The economic headwinds trickling down from China and the eurozone, along with the political crises in the Middle East, are not clearing any time soon. In addition, big U.S. corporations are coming out with earnings/revenue misses in their latest quarters and many are cutting their guidance for the next year. The one indicator that confirms their troubles is across the board layoffs and impending job cuts, including Biogen, Credit Suisse, Caterpillar, Wal-Mart and Twitter, to name a few. The Fed doesn’t see job numbers to be any more optimistic than they were in September.
“Most (FOMC) participants projected that the unemployment rate would be at or only slightly above their estimates of its longer-run normal level at the end of the year…”

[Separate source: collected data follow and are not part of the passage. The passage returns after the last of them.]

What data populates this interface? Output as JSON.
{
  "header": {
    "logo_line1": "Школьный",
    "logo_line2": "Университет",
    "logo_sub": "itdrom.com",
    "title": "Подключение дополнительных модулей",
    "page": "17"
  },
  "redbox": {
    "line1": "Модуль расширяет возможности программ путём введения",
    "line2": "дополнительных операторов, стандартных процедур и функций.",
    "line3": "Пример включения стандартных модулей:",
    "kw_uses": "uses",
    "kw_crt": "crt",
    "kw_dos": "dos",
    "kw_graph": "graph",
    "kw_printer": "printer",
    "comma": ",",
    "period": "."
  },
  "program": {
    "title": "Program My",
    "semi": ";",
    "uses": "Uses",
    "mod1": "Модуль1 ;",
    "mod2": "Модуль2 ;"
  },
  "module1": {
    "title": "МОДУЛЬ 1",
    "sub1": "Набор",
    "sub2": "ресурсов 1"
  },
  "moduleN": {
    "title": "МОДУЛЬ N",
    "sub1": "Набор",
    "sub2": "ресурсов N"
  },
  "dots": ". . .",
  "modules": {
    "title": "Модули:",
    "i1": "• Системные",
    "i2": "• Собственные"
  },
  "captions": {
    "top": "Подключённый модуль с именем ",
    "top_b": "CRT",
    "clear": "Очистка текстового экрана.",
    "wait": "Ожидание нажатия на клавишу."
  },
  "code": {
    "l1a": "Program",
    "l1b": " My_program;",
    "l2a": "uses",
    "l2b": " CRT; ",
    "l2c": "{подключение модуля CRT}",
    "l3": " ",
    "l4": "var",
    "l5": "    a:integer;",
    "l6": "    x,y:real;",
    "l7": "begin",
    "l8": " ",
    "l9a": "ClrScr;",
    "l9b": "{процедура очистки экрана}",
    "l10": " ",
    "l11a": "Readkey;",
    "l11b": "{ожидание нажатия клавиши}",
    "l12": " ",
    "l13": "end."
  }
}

Seemingly, Goldman researchers are overlooking the general trend here that of all the commodities this year that showed a clear decline, gold has generally shown the best performance by staying relatively flat through the year and picking up a rally in the past days. Gold is so far up eight percent through the second half of this year. The decline in gold prices has also been due, in part, to a strong dollar. But as the dollar loses its value, gold is starting to find a strong ground to rise.
Chart courtesy of www.StockCharts.com
The gold bullion has lost more value from the fears of the interest rate hike than the actual interest rate hike, which for almost a decade now has remained pending. The current interest rates are so low that a fraction of increase shouldn’t do much harm to the yellow metal. The strength to gold bullion will additionally come from the three big BRIC economies; China, Russia, and India. All of which are quickly racking up their gold reserves at the current multi-year lows.
Final take; gold prices are not going down to $1,000 per ounce in the foreseeable future.